Yes, it’s a sad, sad story and even harsher disappointment for those choosing to defend the Mileys and Yes Julz of urban society. Unfortunately though, it’s an all too familiar season finale in the latest episode of White Girl Meets Black World.

No, Miley, nobody’s upset that you’re “getting back to what you know.” It’s actually a far better look on you than whatever you called yourself doing in hip-hop. I certainly would have no complaints about you strapping up your boots and trading in your blonde faux locs for pigtails to quietly walk out of the door that was selflessly opened for you. But what has pissed off those of us who can’t flip the Black culture switch on and off whenever we enter the room is the face-spit that followed:

But I also love that new Kendrick [Lamar] song [“Humble”]: “Show me somethin’ natural like ass with some stretch marks.” I love that because it’s not “Come sit on my dick, suck on my cock.” I can’t listen to that anymore. That’s what pushed me out of the hip-hop scene a little. It was too much “Lamborghini, got my Rolex, got a girl on my cock” -- I am so not that.

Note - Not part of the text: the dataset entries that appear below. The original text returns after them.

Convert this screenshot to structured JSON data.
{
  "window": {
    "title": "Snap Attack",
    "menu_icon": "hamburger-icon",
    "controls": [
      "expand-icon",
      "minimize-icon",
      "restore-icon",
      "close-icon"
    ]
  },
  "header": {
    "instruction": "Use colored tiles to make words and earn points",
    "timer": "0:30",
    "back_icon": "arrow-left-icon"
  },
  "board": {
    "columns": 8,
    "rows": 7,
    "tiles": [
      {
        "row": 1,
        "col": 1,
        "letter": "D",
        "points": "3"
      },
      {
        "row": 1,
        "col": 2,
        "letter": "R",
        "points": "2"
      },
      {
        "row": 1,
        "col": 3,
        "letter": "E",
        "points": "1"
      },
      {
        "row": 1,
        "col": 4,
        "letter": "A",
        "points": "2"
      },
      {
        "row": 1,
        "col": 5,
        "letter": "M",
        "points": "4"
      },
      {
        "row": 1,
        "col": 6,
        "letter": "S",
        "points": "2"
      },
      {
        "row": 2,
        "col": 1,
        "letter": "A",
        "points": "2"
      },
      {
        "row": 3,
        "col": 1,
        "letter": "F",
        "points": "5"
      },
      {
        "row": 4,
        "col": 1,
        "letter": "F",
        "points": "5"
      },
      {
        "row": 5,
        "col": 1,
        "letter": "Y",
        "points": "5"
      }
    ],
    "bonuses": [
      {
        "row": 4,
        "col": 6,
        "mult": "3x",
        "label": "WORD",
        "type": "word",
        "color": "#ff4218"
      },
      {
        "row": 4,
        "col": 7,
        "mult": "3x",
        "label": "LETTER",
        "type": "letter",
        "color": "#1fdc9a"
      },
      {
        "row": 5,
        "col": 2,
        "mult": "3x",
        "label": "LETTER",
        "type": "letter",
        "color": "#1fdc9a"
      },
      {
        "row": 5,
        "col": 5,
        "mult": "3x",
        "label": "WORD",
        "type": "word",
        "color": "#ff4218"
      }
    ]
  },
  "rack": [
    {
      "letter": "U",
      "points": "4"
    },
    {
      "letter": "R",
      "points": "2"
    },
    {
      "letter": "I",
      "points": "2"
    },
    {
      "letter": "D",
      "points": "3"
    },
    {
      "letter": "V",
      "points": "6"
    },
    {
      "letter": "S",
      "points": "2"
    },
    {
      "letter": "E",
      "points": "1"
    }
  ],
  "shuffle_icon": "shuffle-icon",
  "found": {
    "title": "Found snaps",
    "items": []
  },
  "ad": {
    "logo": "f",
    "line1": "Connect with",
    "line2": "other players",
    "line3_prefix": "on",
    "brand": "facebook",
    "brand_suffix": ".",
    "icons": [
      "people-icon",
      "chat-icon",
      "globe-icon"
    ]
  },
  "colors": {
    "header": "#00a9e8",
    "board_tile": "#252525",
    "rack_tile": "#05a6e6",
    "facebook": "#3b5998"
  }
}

How dare you mask your hip-hop degradation in “girl power.” Just because you chose to swim in the shallow end of hip-hop––using inflatable “c**ks” to keep you afloat while making an attempt at relevancy––doesn’t mean that it owes you or your mainstream white feminism a damn thing. The salute to Kendrick Lamar’s “stretch mark” line from “HUMBLE.” was a cute touch, too. But ultimately, it did nothing more than further demonstrate your lazy, hollow understanding of hip-hop that much of your Whiteness blinds you from.

Perhaps, it would have been much more fitting to dissect the DAMN. project as a whole. Maybe touch on its connections to the socio-political climate. Maybe discourse on its testament to Black manhood, and more narrowly, the dichotomy of underprivileged ghettos and projects among America. I might have even took surprise at a mention to your former collaborator who produced the track, Mike-WiLL-Made-It, and dialogue about how well his sound further purported the single.

But just as you’ve done with all of our culture, your limited comprehension of our Blackness to the one thing that served you best, and you ran with it. My best guess from the looks of your new denim shorts, cowboy boots and wooden horse-y is that you never cared to. Or, maybe it was your Whiteness that obstructed a truer sense of the culture before deciding to trespass into it. Whatever it was, let your 30-day free trial with Black culture be a lesson for you and and all other “Black at heart, authentic hip-hop admirers:” hip-hop is for us, by us, and we never wanted nor needed you to validate it.  

So now as in the words of Nicki Minaj, more relevant now than ever before, “Miley, what’s good?”